1. Indentation: Use 4 spaces for indentation. Do not use tabs for indentation.
2. Line length limit: It is best not to exceed 79 characters per line of code. For comments and docstrings, it's best not to exceed 72 characters (this makes the small-screen reading experience better with line breaks, and also makes it easier to read multiple code files side by side on a large-screen monitor).
3. Space:
   • Use spaces around operators, but not inside function calls and indexes. For example: result = a + b.
   • Use spaces after commas: When using commas to separate elements in data structures such as function calls, lists, tuples, etc., it is recommended to add spaces after the comma to make the code clearer, but do not use spaces directly inside parentheses.

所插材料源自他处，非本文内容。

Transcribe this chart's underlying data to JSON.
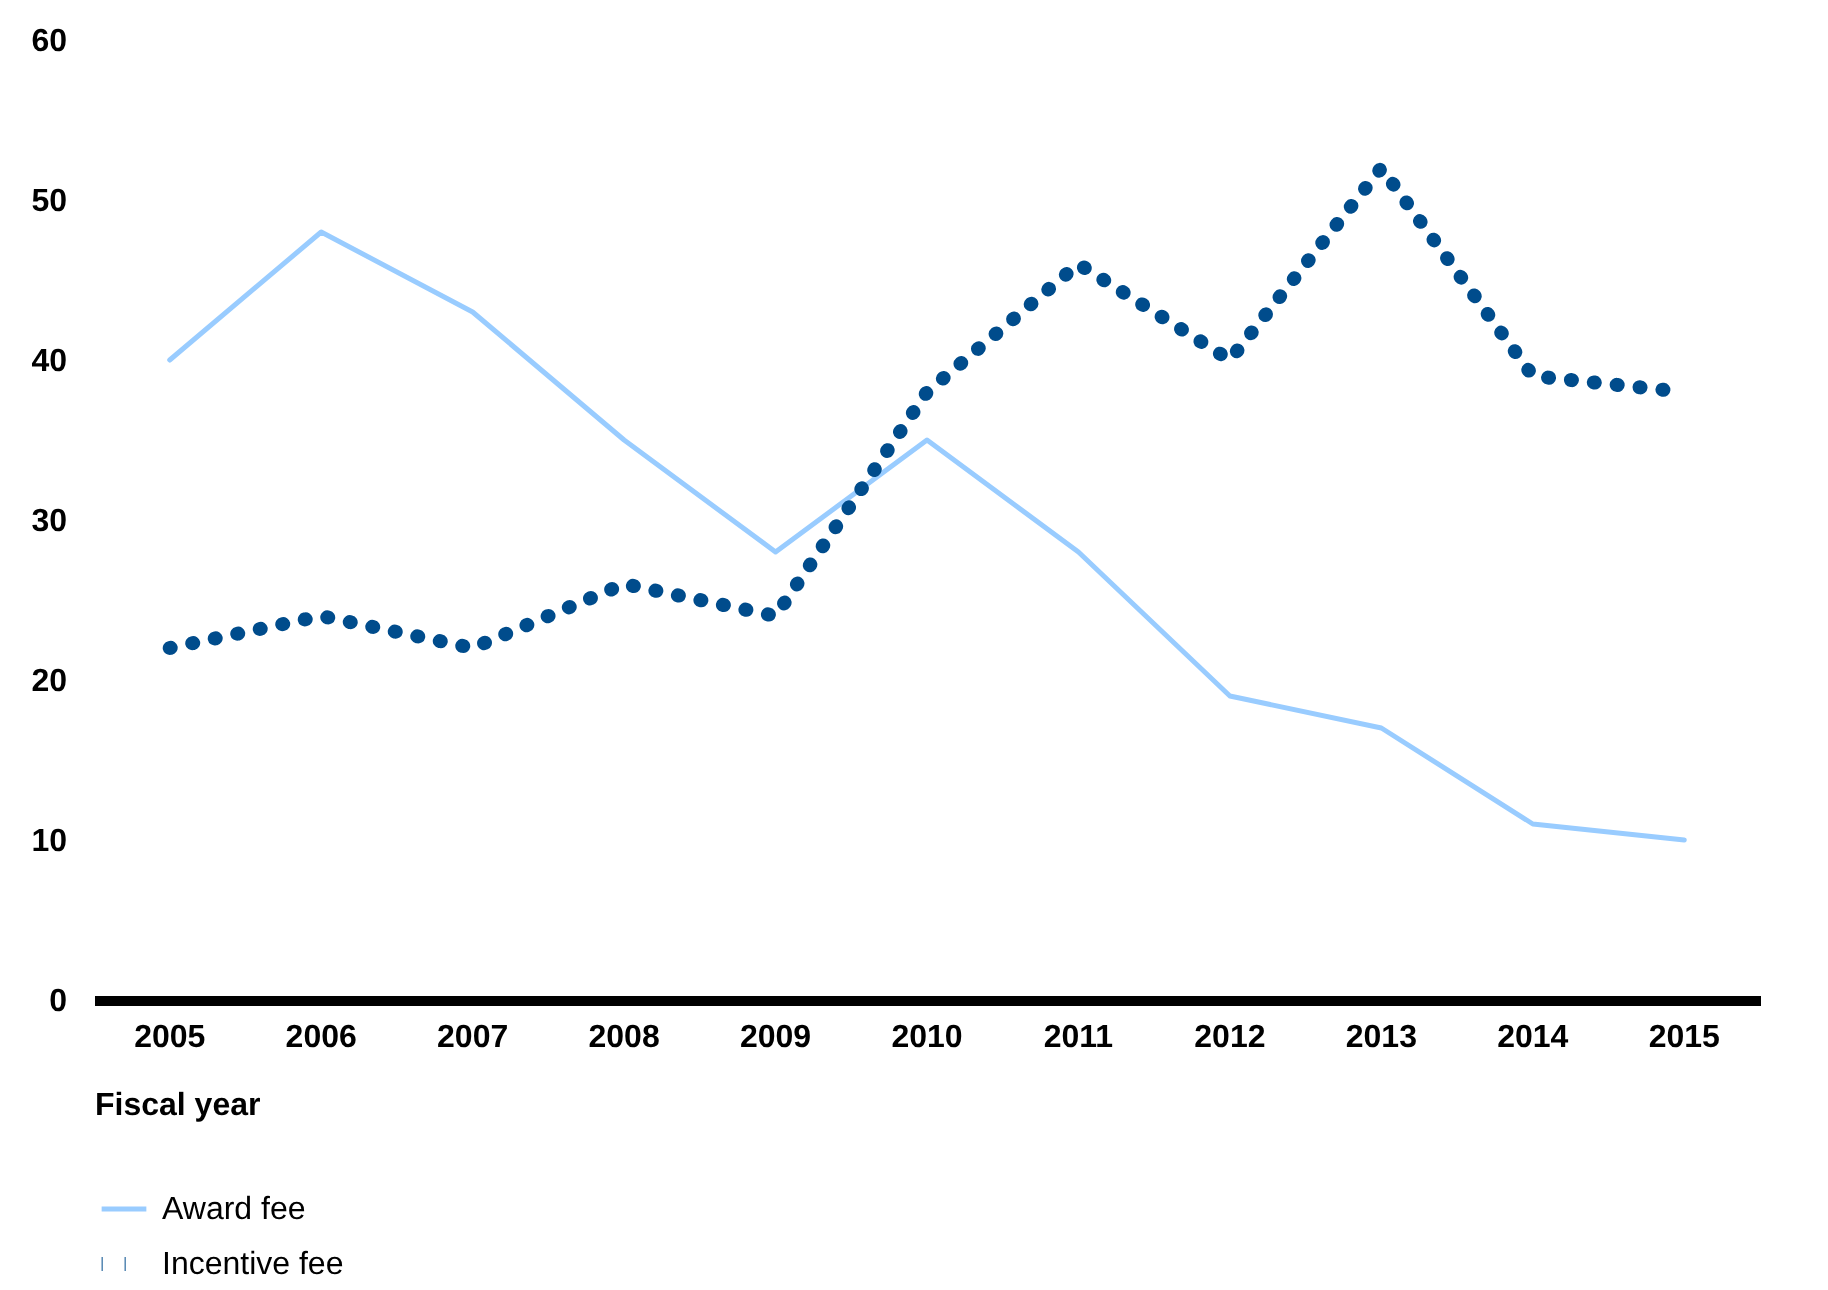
{
  "chart_data": {
    "type": "line",
    "xlabel": "Fiscal year",
    "categories": [
      "2005",
      "2006",
      "2007",
      "2008",
      "2009",
      "2010",
      "2011",
      "2012",
      "2013",
      "2014",
      "2015"
    ],
    "series": [
      {
        "name": "Award fee",
        "color": "#99ccff",
        "line_style": "solid",
        "values": [
          40,
          48,
          43,
          35,
          28,
          35,
          28,
          19,
          17,
          11,
          10
        ]
      },
      {
        "name": "Incentive fee",
        "color": "#004c8c",
        "line_style": "dotted",
        "values": [
          22,
          24,
          22,
          26,
          24,
          38,
          46,
          40,
          52,
          39,
          38
        ]
      }
    ],
    "ylim": [
      0,
      60
    ],
    "yticks": [
      0,
      10,
      20,
      30,
      40,
      50,
      60
    ],
    "grid": false,
    "legend": "bottom left"
  }
}
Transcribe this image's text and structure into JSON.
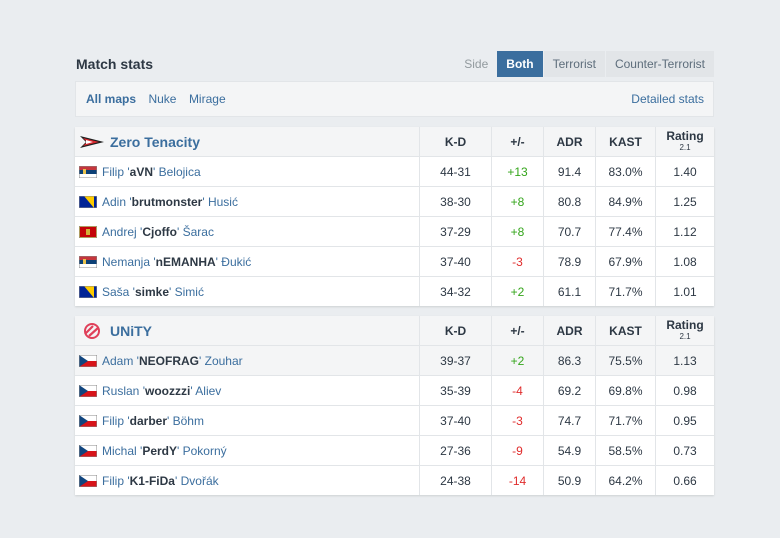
{
  "header": {
    "title": "Match stats",
    "side_label": "Side",
    "side_buttons": [
      "Both",
      "Terrorist",
      "Counter-Terrorist"
    ]
  },
  "maps": {
    "items": [
      "All maps",
      "Nuke",
      "Mirage"
    ],
    "detailed": "Detailed stats"
  },
  "columns": {
    "kd": "K-D",
    "pm": "+/-",
    "adr": "ADR",
    "kast": "KAST",
    "rating": "Rating",
    "rating_ver": "2.1"
  },
  "teams": [
    {
      "name": "Zero Tenacity",
      "players": [
        {
          "first": "Filip '",
          "nick": "aVN",
          "last": "' Belojica",
          "kd": "44-31",
          "pm": "+13",
          "adr": "91.4",
          "kast": "83.0%",
          "rating": "1.40"
        },
        {
          "first": "Adin '",
          "nick": "brutmonster",
          "last": "' Husić",
          "kd": "38-30",
          "pm": "+8",
          "adr": "80.8",
          "kast": "84.9%",
          "rating": "1.25"
        },
        {
          "first": "Andrej '",
          "nick": "Cjoffo",
          "last": "' Šarac",
          "kd": "37-29",
          "pm": "+8",
          "adr": "70.7",
          "kast": "77.4%",
          "rating": "1.12"
        },
        {
          "first": "Nemanja '",
          "nick": "nEMANHA",
          "last": "' Đukić",
          "kd": "37-40",
          "pm": "-3",
          "adr": "78.9",
          "kast": "67.9%",
          "rating": "1.08"
        },
        {
          "first": "Saša '",
          "nick": "simke",
          "last": "' Simić",
          "kd": "34-32",
          "pm": "+2",
          "adr": "61.1",
          "kast": "71.7%",
          "rating": "1.01"
        }
      ]
    },
    {
      "name": "UNiTY",
      "players": [
        {
          "first": "Adam '",
          "nick": "NEOFRAG",
          "last": "' Zouhar",
          "kd": "39-37",
          "pm": "+2",
          "adr": "86.3",
          "kast": "75.5%",
          "rating": "1.13"
        },
        {
          "first": "Ruslan '",
          "nick": "woozzzi",
          "last": "' Aliev",
          "kd": "35-39",
          "pm": "-4",
          "adr": "69.2",
          "kast": "69.8%",
          "rating": "0.98"
        },
        {
          "first": "Filip '",
          "nick": "darber",
          "last": "' Böhm",
          "kd": "37-40",
          "pm": "-3",
          "adr": "74.7",
          "kast": "71.7%",
          "rating": "0.95"
        },
        {
          "first": "Michal '",
          "nick": "PerdY",
          "last": "' Pokorný",
          "kd": "27-36",
          "pm": "-9",
          "adr": "54.9",
          "kast": "58.5%",
          "rating": "0.73"
        },
        {
          "first": "Filip '",
          "nick": "K1-FiDa",
          "last": "' Dvořák",
          "kd": "24-38",
          "pm": "-14",
          "adr": "50.9",
          "kast": "64.2%",
          "rating": "0.66"
        }
      ]
    }
  ],
  "flags": [
    "serbia-flag",
    "bosnia-flag",
    "montenegro-flag",
    "serbia-flag",
    "bosnia-flag",
    "czech-flag",
    "czech-flag",
    "czech-flag",
    "czech-flag",
    "czech-flag"
  ],
  "colors": {
    "accent": "#3b6e9e",
    "positive": "#34a51b",
    "negative": "#e02c2c"
  }
}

my_tuple = (1, 2, 3)    # 正确写法

my_tuple = ( 1, 2, 3 )  # 不推荐，在括号内部使用了空格

4. Blank lines: Use blank lines to separate function definitions, class definitions, and larger blocks of logic. Blank lines can be used inside functions to separate different logical parts.
5. Imports: Each import statement should be on its own line. Imports should be sorted in the order of standard libraries, third-party libraries, and own modules. Avoid using wildcard imports ( from module import *).
6. Naming conventions:
   • Use lowercase letters and underscores to name variables and functions (snake_case).
   • Classes are named using CamelCase with the first letter capitalized.
   • Use all caps and underscores to name constants (CONFIG_FILE_NAME = "config.txt")
7. Comments: Write clear, meaningful comments to explain what your code does. Comments should be in English and avoid meaningless comments.
8. Functions and methods: Functions and methods should have concise, descriptive names. There should be two blank lines after the function definition. Code blocks within functions can be separated by a blank line.